Mercredi 1er décembre

























Séance d'ouverture de cette 10éme édition du PIFFF (Paris international fantastic film festival) suscitant de belles attentes, Veneciafrenia s'annonce comme la dernière oeuvre du maître Alex de la Iglesia qui renoue ici plus que jamais avec son attrait pour le loufoque et le théatrale. Grand-guignolesque et toujours social dans sa satire, le réalisateur Espagnol nous embarque au cœur du carnaval de Venise - ville dont il ne cesse de dépeindre la beauté - où des touristes disparaissent curieusement. Fresque Giallesque où les rues nocturnes laissent place au jeu du chat et de le souris, comédie absurde teintée d'une nostalgie à la sauce "c'était mieux avant", Veneciafrenia tape sur plusieurs tableaux et se montre particulièrement généreux. Pas nécessairement le film le plus atypique de son réalisateur ni celui délivrant le propos le plus poussé, il n'en demeure pas moins tout à fait agréable à visionner et clairement maîtrisé.


Jeudi 2 décembre

























Présenté par sa réalisatrice comme un film de fantôme "classique" abordant des thématiques modernes, "The power" semble au premier abord s'aligner sur bon nombres de productions actuelles à la qualité plus que discutable. Si dans la forme sa réalisatrice Corinna Faith n'a pas cherché à transcender réellement son propos et qu'elle n'épargne pas quelques jumpscare pas forcément trés utiles, elle parvient cependant à instaurer une ambiance servie par une belle photo, un casting convainquant et une gestion immersive du son.
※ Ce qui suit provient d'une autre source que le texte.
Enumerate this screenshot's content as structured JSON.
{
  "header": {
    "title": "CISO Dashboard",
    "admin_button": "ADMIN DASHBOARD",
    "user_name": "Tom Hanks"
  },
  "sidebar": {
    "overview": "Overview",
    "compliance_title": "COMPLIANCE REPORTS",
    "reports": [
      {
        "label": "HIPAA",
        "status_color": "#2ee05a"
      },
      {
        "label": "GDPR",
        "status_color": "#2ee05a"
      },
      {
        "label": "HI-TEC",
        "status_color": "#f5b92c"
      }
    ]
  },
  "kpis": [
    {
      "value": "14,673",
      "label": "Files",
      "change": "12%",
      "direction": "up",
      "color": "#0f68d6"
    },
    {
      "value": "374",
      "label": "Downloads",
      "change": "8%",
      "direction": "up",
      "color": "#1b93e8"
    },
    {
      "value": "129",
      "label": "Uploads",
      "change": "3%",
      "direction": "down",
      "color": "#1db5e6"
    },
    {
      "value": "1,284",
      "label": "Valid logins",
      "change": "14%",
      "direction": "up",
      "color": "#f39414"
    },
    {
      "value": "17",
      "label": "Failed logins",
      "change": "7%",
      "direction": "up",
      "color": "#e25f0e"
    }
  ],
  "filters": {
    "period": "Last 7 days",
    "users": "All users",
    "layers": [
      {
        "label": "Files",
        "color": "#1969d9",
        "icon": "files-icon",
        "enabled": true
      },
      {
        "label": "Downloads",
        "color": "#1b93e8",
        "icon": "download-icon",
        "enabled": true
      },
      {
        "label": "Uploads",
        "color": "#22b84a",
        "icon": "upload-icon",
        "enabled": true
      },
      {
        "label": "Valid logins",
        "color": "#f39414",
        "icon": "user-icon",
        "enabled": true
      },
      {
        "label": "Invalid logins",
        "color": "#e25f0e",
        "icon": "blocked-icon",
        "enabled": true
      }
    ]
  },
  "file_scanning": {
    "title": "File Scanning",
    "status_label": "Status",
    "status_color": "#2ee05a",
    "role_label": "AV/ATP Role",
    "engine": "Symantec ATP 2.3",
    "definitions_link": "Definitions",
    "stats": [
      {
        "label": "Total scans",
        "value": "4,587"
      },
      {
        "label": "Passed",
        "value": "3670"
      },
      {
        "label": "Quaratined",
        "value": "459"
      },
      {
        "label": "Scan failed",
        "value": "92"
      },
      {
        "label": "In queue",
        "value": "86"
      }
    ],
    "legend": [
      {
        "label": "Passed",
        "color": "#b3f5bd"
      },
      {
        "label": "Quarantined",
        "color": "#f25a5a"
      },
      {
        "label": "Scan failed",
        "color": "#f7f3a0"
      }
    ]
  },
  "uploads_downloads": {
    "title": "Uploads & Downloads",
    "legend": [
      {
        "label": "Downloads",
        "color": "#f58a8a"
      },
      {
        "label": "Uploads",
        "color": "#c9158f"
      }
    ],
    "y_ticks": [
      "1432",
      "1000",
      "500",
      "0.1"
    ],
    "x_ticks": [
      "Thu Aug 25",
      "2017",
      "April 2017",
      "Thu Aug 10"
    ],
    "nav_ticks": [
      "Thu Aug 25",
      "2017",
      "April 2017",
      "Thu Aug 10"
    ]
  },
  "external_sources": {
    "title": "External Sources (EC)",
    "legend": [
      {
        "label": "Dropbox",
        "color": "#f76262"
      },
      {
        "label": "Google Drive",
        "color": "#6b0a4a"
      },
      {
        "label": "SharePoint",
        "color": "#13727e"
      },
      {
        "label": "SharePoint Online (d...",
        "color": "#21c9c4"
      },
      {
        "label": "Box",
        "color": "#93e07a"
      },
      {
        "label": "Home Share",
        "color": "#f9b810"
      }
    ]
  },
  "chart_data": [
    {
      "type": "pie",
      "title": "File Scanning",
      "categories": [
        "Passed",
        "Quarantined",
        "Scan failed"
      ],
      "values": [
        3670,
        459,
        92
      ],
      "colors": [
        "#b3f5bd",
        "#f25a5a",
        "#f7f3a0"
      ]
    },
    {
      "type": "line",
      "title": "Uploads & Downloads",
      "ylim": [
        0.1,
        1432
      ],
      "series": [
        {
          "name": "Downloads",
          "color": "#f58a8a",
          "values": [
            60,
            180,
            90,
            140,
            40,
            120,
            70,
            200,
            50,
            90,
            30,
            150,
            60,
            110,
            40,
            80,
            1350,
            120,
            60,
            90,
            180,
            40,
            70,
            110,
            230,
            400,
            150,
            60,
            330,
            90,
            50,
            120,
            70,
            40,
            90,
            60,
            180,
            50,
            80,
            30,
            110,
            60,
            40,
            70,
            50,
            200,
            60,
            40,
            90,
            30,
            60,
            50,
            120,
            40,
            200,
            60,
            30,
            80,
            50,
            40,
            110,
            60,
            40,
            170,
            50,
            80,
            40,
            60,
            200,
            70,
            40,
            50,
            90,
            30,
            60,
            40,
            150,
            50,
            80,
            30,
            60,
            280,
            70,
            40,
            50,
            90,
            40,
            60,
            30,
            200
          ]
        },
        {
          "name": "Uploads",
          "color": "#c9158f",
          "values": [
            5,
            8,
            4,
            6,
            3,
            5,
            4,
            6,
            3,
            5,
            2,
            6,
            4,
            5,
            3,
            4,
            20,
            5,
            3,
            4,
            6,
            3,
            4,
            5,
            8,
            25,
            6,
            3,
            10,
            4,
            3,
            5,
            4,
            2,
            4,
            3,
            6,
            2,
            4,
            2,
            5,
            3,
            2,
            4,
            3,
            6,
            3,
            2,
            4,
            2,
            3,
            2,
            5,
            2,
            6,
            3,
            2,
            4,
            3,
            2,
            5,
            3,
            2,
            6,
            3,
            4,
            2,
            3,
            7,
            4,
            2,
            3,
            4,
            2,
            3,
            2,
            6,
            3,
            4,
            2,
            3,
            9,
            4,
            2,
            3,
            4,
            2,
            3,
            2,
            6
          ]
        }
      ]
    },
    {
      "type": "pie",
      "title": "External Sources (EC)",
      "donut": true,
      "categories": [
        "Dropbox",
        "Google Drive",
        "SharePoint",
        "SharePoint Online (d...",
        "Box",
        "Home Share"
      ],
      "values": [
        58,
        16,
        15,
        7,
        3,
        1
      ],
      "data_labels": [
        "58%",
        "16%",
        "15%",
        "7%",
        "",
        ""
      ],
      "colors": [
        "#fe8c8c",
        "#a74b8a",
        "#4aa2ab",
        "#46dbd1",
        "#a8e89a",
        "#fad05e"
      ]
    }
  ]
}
Les errances de cette jeune fille fébrile lors de sa première garde de nuit d'un hôpital des années 70 sujet aux coupures de courant posent un climat et l'histoire de "possession" liée à tout cela apparaît presque comme secondaire tant l'essentiel de l'attention se porte surtout sur l’atmosphère qui règne dans cet endroit. D'abord donc accessoires, les éléments surnaturels se dévoilent et donnent une certaine cohérence au récit. Ainsi, si "The power" ne révolutionne rien il reste honnête et plutôt convainquant.